# Total newbie needs guidance with Greg Watson ferts...



## Mike (Sep 18, 2005)

Hello everybody. My name is Mike and although I have been haunting your forum for the past two months, this is my first post..

I have been keeping fish and relatively low maintence plant tanks for years, but as of three or four months ago have finally splurged on Power Compact lights, CO2 tank and regulator and flourite substrates.. And I must say, thanks to all the info on this forum, I have had pretty good results  
(thx everybody..)

Now I am moving into a new dimension with the ferts aspect..and I am a bit overwhelmed.. (EI, PPS, PMDD, etc.)

I bought some dry chemicals from Greg Watson's site about two weeks ago.. but I am not sure how to dose this stuff so I was wondering if you guys could take a look at my parameters and give some advice..

Tank: 90 gallon
Lights: 4 x 65w power compact
Substrate: Flourite

PH: 6.4
co2: 35 ppm
KH: 4.0
GH: 260 (very high, huh?)
Phosphates: 4.0 - 5.0 (also very high..)
Nitrite: 0
Ammonia: 0
Nitrate: 25-30 ppm

Note: All in all this tank looks pretty good..(i'll post a photo later..) but I am getting a bit of algae on rubin sword and some dwarf sag...crypts, vals, rotala rotundiflora are unbelievable.. 

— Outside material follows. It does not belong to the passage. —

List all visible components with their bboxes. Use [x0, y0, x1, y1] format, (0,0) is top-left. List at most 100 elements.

A couple weeks a go, dwary sag leaves got sorta transparent so I added micros (CSM+B from Watson's) and now they look fine..

Mostly I am concerned with high Phosphates and Gh.. And I have no clue as to how to mix/dose the dry chemicals (KNO3 - KH2PO4 and K2SO4 )

Thanks in advance,

Mike


----------



## titan97 (Feb 14, 2005)

Hi Mike, and welcome. We were all beginers at one time or another. I've only been into growing plants for a year or so. 

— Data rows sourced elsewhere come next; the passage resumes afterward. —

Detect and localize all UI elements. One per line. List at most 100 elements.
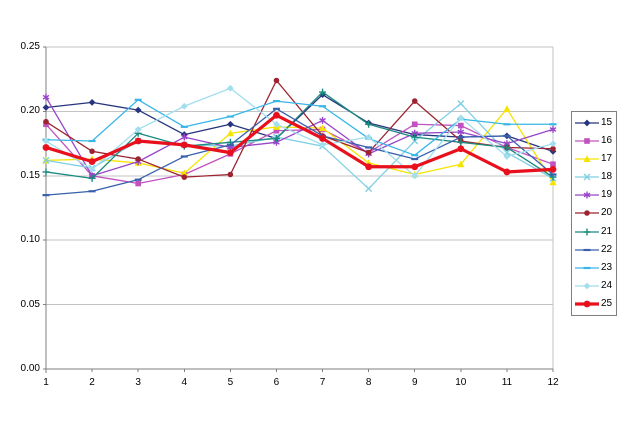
legend-key-icon <box>575 119 599 127</box>
legend-item-22[interactable]: 22 <box>574 241 615 258</box>
marker-diamond <box>503 153 511 160</box>
legend-item-label: 23 <box>601 261 613 273</box>
marker-circle <box>135 156 141 162</box>
legend-item-25[interactable]: 25 <box>574 295 615 312</box>
legend-item-label: 18 <box>601 171 613 183</box>
marker-circle <box>42 144 50 151</box>
legend-item-24[interactable]: 24 <box>574 277 615 294</box>
marker-square <box>411 121 418 128</box>
marker-asterisk <box>180 133 188 141</box>
marker-plus <box>272 134 280 142</box>
legend-item-label: 21 <box>601 225 613 237</box>
legend-key-icon <box>575 138 599 144</box>
marker-diamond <box>226 120 234 128</box>
marker-plus <box>503 143 511 151</box>
marker-circle <box>411 163 419 171</box>
series-20[interactable] <box>43 77 556 180</box>
series-line[interactable] <box>45 99 554 156</box>
marker-square <box>273 127 280 134</box>
marker-circle <box>457 145 465 153</box>
y-tick-label-text: 0.25 <box>20 41 40 52</box>
marker-diamond <box>180 102 188 110</box>
series-line[interactable] <box>44 113 555 174</box>
legend-item-label: 25 <box>601 297 613 309</box>
marker-circle <box>134 137 142 145</box>
x-tick-label: 10 <box>455 377 467 388</box>
marker-diamond <box>549 140 557 147</box>
marker-diamond <box>365 133 373 141</box>
marker-circle <box>180 141 188 149</box>
marker-diamond <box>226 84 234 92</box>
legend-item-20[interactable]: 20 <box>574 205 615 222</box>
x-tick-label: 11 <box>501 377 513 388</box>
marker-diamond <box>134 106 142 114</box>
marker-square <box>135 180 141 187</box>
legend-key-icon <box>575 248 599 251</box>
marker-diamond <box>411 172 419 180</box>
y-tick-label-text: 0.05 <box>20 298 40 310</box>
series-18[interactable] <box>42 100 557 193</box>
legend-key-icon <box>575 300 599 308</box>
series-22[interactable] <box>42 107 557 197</box>
series-line[interactable] <box>45 123 554 185</box>
marker-circle <box>227 171 234 178</box>
x-tick-label: 2 <box>89 377 95 388</box>
legend: 15 16 17 18 19 20 21 22 23 24 25 <box>571 111 617 316</box>
marker-triangle <box>318 124 327 132</box>
legend-item-15[interactable]: 15 <box>574 115 615 132</box>
legend-item-18[interactable]: 18 <box>574 169 615 186</box>
series-line[interactable] <box>45 87 554 177</box>
marker-asterisk <box>319 116 326 124</box>
marker-plus <box>42 168 50 176</box>
marker-diamond <box>457 114 465 122</box>
series-line[interactable] <box>45 108 554 196</box>
y-tick-label-text: 0.00 <box>20 363 40 374</box>
legend-item-label: 16 <box>601 135 613 147</box>
marker-x <box>365 185 373 193</box>
series-line[interactable] <box>45 96 554 177</box>
series-line[interactable] <box>45 91 554 180</box>
y-tick-label: 0.00 <box>0 364 40 374</box>
marker-asterisk <box>583 191 591 199</box>
y-tick-label: 0.05 <box>0 298 40 310</box>
y-tick-label-text: 0.15 <box>20 169 40 181</box>
legend-key-icon <box>575 282 599 290</box>
legend-item-label: 15 <box>601 117 613 129</box>
series-25[interactable] <box>42 111 557 176</box>
legend-item-label: 17 <box>601 153 613 165</box>
marker-diamond <box>583 119 591 127</box>
marker-x <box>42 156 50 164</box>
marker-triangle <box>457 160 465 168</box>
legend-item-16[interactable]: 16 <box>574 133 615 150</box>
marker-asterisk <box>42 93 50 101</box>
legend-item-17[interactable]: 17 <box>574 151 615 168</box>
marker-circle <box>319 135 326 142</box>
legend-key-icon <box>575 266 599 269</box>
marker-asterisk <box>549 125 557 133</box>
series-24[interactable] <box>42 84 557 180</box>
marker-diamond <box>88 98 96 106</box>
series-21[interactable] <box>42 88 557 182</box>
marker-diamond <box>42 137 50 145</box>
legend-key-icon <box>575 155 599 163</box>
legend-key-icon <box>575 228 599 235</box>
legend-item-23[interactable]: 23 <box>574 259 615 276</box>
marker-triangle <box>180 169 188 177</box>
legend-item-21[interactable]: 21 <box>574 223 615 240</box>
y-tick-label: 0.25 <box>0 42 40 52</box>
marker-plus <box>319 88 327 96</box>
y-tick-label: 0.20 <box>0 106 40 116</box>
marker-x <box>457 100 465 108</box>
series-line[interactable] <box>45 108 554 183</box>
series-line[interactable] <box>45 79 554 178</box>
marker-triangle <box>583 155 591 163</box>
x-tick-label: 7 <box>319 377 326 388</box>
marker-triangle <box>503 105 511 112</box>
marker-diamond <box>273 120 280 128</box>
legend-item-19[interactable]: 19 <box>574 187 615 204</box>
marker-circle <box>365 163 373 171</box>
marker-circle <box>549 165 557 173</box>
legend-key-icon <box>575 210 599 217</box>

The first step is to find out what fert routine you like. EI, PPS, PMDD, etc. I prefer PPS just because I hate water changes. I'm also a chemist, so doing water testing is right up my alley, and I don't mind doing that so much. You can find the PPS sticky in the Fert subforum, which will tell you how to mix up the macros, and how to dose them. I'm sure you can find the EI info either here or on Tom Barr's website. There is a recipe for PMDD on Greg Watson's site, if I recall correctly.

Once you've decided on a way to go, try it out for a month and let us know if you have any problems or other questions. We're all here to help and learn from each other.

-Dustin


----------



## imatrout (May 12, 2005)

Mike,

Go to the top of this page and click on Fertilator. There, it suggests the nutrients required and allows you to calculate how much you need to add based on tank size and will tell you how much to add depending upon the ingredient. When using dry ferts from Greg, select the chemical and the doasages in teaspoons. When you calculate it will tell you how much you are adding compared to the recommended levels and allow you to dial it in. I use this tool all the time. It is one of the great attributes of APC!!!


----------



## Mike (Sep 18, 2005)

AAAH thanks...Looks like a good place to start..

Mike


----------